Se non che a un tratto, l'occasione opportuna alla violenza si presentò da se stessa. Corso Donati, uno dei piú potenti e prepotenti nella Città, spinse alcuni suoi uomini a ferire messer Simone Galastroni, e ne seguí una zuffa, nella quale vi furono un morto e due feriti. Le parti presentarono querela; ma quando si fu dinanzi ai giudici che stendevano il processo, uno di essi, dominato dal solito spirito di parte, fece sí che il notaio scrivesse a rovescio le deposizioni dei testimoni. E venuta la cosa in questi termini dinanzi al Podestà Gian di Lucino, egli assolvette il Donati e condannò il Galastroni. Il popolo allora, che s'era trovato presente alla zuffa e sapeva come era andata la cosa, levatosi a tumulto, gridava per le strade: Muoia il Podestà; al fuoco, al fuoco! E corse subito al Palazzo con la stipa in mano, per bruciarne la porta, sperando d'avere a guida e sostegno Giano della Bella, il quale invece prese le parti dei magistrati, che voleva sempre rispettati. La porta del Palazzo del Podestà fu nonostante arsa, i suoi cavalli e gli arnesi rubati, i suoi uomini presi, gli atti stracciati; e molti che sapevano trovarsi presso di lui carte e processi a loro carico, riuscirono a distruggerli. Egli, che aveva seco la moglie, fuggí con essa nelle case vicine, dove furono ricoverati. Corso Donati, che era allora nel Palazzo, si salvò fuggendo su per i tetti.

Il giorno seguente furono radunati i Consigli, e per onore della Repubblica si deliberò di restituire al Podestà ogni cosa indebitamente a lui tolta, pagandolo e lasciandolo partire. Cosí fu subito rimesso l'ordine; ma gli animi erano sempre assai eccitati, ed i Grandi s'avvidero che il momento della vendetta contro Giano era finalmente arrivato. Infatti alcuni del popolo gli erano avversi, per le mille calunnie sparse ad arte contro di lui, fra cui quella d'aver egli promosso leggi a danno dei giudici e dei beccai; altri erano sdegnati, per aver egli preso le parti del Podestà; ed altri finalmente lo accusavano d'essere stato cagione del tumulto. In tanta incertezza e confusione di animi, i suoi nemici riuscirono a far eleggere prima del tempo una Signoria a lui avversa, che subito lo fece richiedere come autore dei disordini. Tutta la Città si trovò allora sollevata. Alcuni lo volevano condannare; ma il popolo minuto correva invece a difenderlo. Allora egli giudicò bene allontanarsi, ed il 5 marzo 1295 se ne usci di Firenze, per evitare una guerra civile, sperando che la sua partenza aprirebbe gli occhi ai piú savi, e che questi lo avrebbero perciò richiamato.
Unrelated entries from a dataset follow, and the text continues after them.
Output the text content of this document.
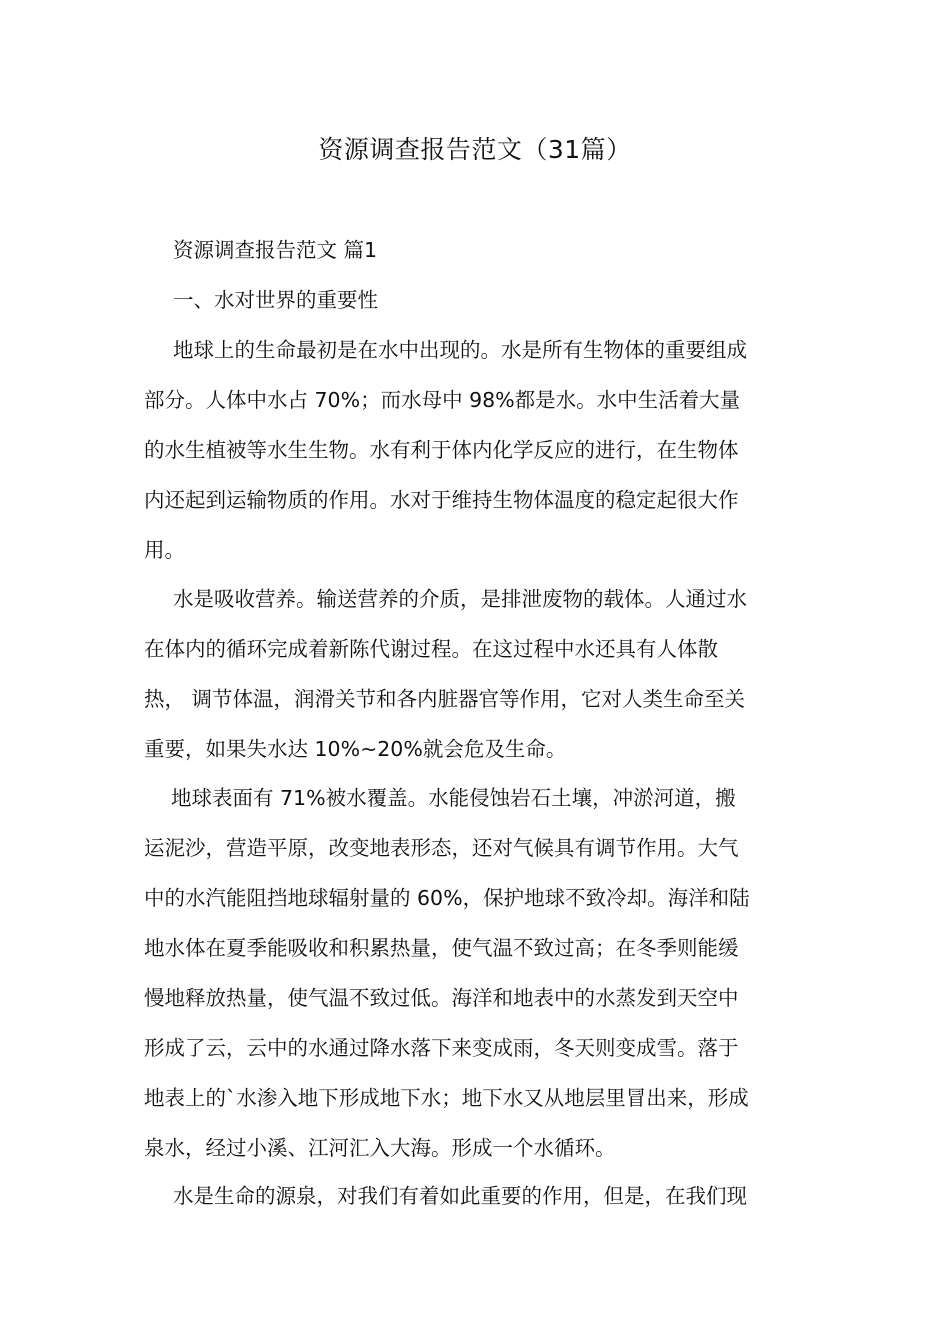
资源调查报告范文（31篇）

资源调查报告范文 篇1

一、水对世界的重要性

地球上的生命最初是在水中出现的。水是所有生物体的重要组成
部分。人体中水占 70%；而水母中 98%都是水。水中生活着大量
的水生植被等水生生物。水有利于体内化学反应的进行，在生物体
内还起到运输物质的作用。水对于维持生物体温度的稳定起很大作
用。
水是吸收营养。输送营养的介质，是排泄废物的载体。人通过水
在体内的循环完成着新陈代谢过程。在这过程中水还具有人体散
热， 调节体温，润滑关节和各内脏器官等作用，它对人类生命至关
重要，如果失水达 10%~20%就会危及生命。
地球表面有 71%被水覆盖。水能侵蚀岩石土壤，冲淤河道，搬
运泥沙，营造平原，改变地表形态，还对气候具有调节作用。大气
中的水汽能阻挡地球辐射量的 60%，保护地球不致冷却。海洋和陆
地水体在夏季能吸收和积累热量，使气温不致过高；在冬季则能缓
慢地释放热量，使气温不致过低。海洋和地表中的水蒸发到天空中
形成了云，云中的水通过降水落下来变成雨，冬天则变成雪。落于
地表上的`水渗入地下形成地下水；地下水又从地层里冒出来，形成
泉水，经过小溪、江河汇入大海。形成一个水循环。
水是生命的源泉，对我们有着如此重要的作用，但是，在我们现
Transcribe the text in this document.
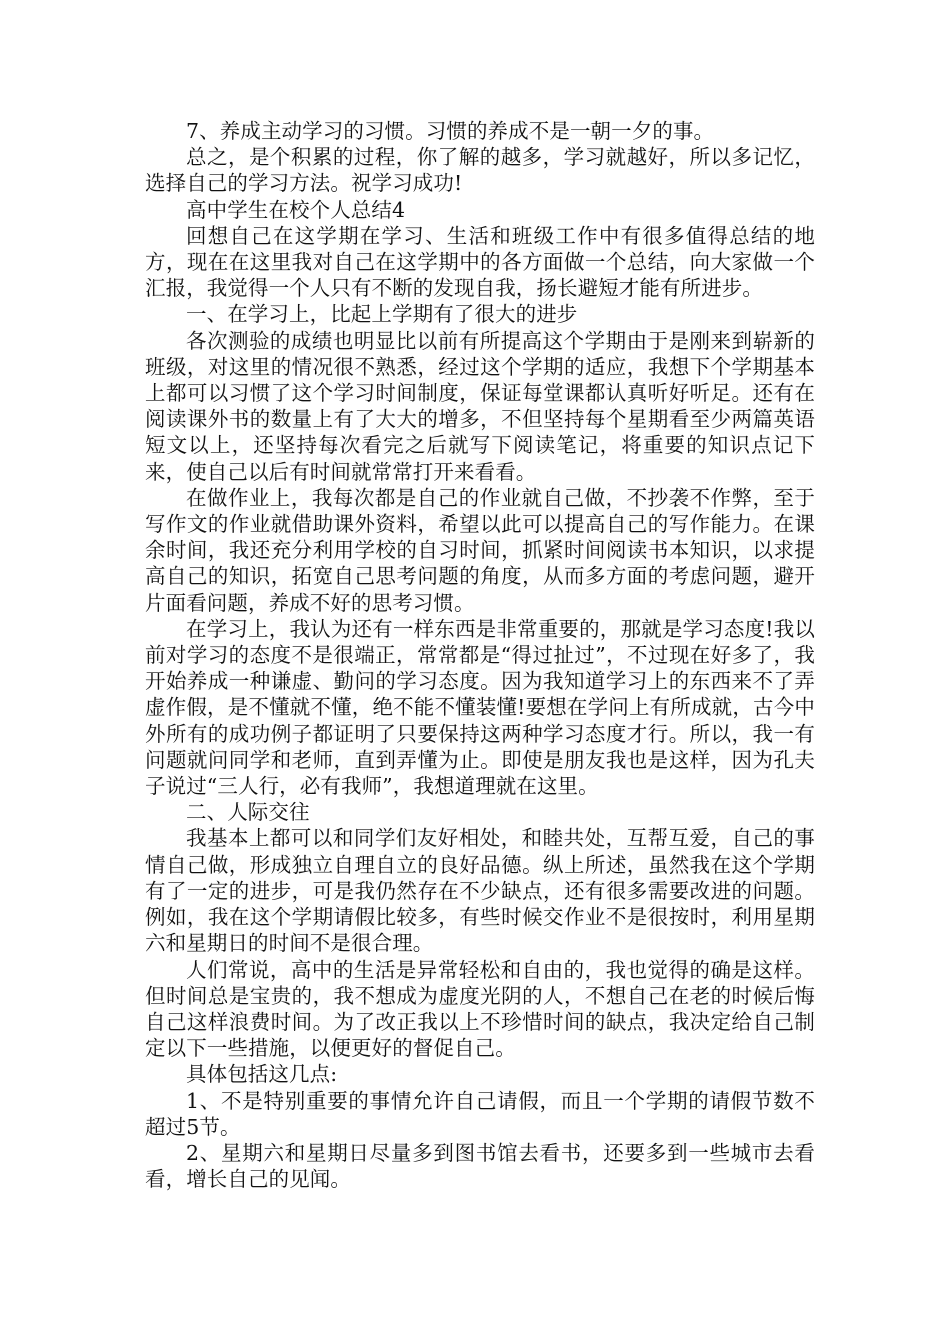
7、养成主动学习的习惯。习惯的养成不是一朝一夕的事。

总之，是个积累的过程，你了解的越多，学习就越好，所以多记忆，选择自己的学习方法。祝学习成功!

高中学生在校个人总结4

回想自己在这学期在学习、生活和班级工作中有很多值得总结的地方，现在在这里我对自己在这学期中的各方面做一个总结，向大家做一个汇报，我觉得一个人只有不断的发现自我，扬长避短才能有所进步。

一、在学习上，比起上学期有了很大的进步

各次测验的成绩也明显比以前有所提高这个学期由于是刚来到崭新的班级，对这里的情况很不熟悉，经过这个学期的适应，我想下个学期基本上都可以习惯了这个学习时间制度，保证每堂课都认真听好听足。还有在阅读课外书的数量上有了大大的增多，不但坚持每个星期看至少两篇英语短文以上，还坚持每次看完之后就写下阅读笔记，将重要的知识点记下来，使自己以后有时间就常常打开来看看。

在做作业上，我每次都是自己的作业就自己做，不抄袭不作弊，至于写作文的作业就借助课外资料，希望以此可以提高自己的写作能力。在课余时间，我还充分利用学校的自习时间，抓紧时间阅读书本知识，以求提高自己的知识，拓宽自己思考问题的角度，从而多方面的考虑问题，避开片面看问题，养成不好的思考习惯。

在学习上，我认为还有一样东西是非常重要的，那就是学习态度!我以前对学习的态度不是很端正，常常都是“得过扯过”，不过现在好多了，我开始养成一种谦虚、勤问的学习态度。因为我知道学习上的东西来不了弄虚作假，是不懂就不懂，绝不能不懂装懂!要想在学问上有所成就，古今中外所有的成功例子都证明了只要保持这两种学习态度才行。所以，我一有问题就问同学和老师，直到弄懂为止。即使是朋友我也是这样，因为孔夫子说过“三人行，必有我师”，我想道理就在这里。

二、人际交往

我基本上都可以和同学们友好相处，和睦共处，互帮互爱，自己的事情自己做，形成独立自理自立的良好品德。纵上所述，虽然我在这个学期有了一定的进步，可是我仍然存在不少缺点，还有很多需要改进的问题。例如，我在这个学期请假比较多，有些时候交作业不是很按时，利用星期六和星期日的时间不是很合理。

人们常说，高中的生活是异常轻松和自由的，我也觉得的确是这样。但时间总是宝贵的，我不想成为虚度光阴的人，不想自己在老的时候后悔自己这样浪费时间。为了改正我以上不珍惜时间的缺点，我决定给自己制定以下一些措施，以便更好的督促自己。

具体包括这几点:

1、不是特别重要的事情允许自己请假，而且一个学期的请假节数不超过5节。

2、星期六和星期日尽量多到图书馆去看书，还要多到一些城市去看看，增长自己的见闻。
I suoi calcoli però andarono falliti, avendo egli molti piú nemici che non credeva. E cosí fu condannato in contumacia, in nome di quegli stessi Ordini della giustizia, che aveva promossi, e dei quali era tenuto autore. Il Papa allora mandò subito a rallegrarsi coi Fiorentini, e Giano capi che la sua stella era ormai tramontata. Senza perciò esitare, come portava la sua indole sdegnosa e pronta, andossene in Francia, dove aveva alcuni interessi nella casa dei Pazzi, e quivi morí esule. Le sue case vennero disfatte, i suoi amici e parenti furono condannati, ma gli Ordinamenti della Giustizia restarono fermi per lungo tempo ancora. Il Villani, a questo proposito, nota come chiunque in Firenze «s'è fatto caporale di popolo o d'università, è stato sempre abbandonato». E aggiunge che «di questa novitade ebbe grande turbazione e mutazione il popolo e la cittade di Firenze, e d'allora innanzi gli artefici e' popolani minuti poco potere ebbono in Comune; ma rimase al governo dei popolani grassi e possenti».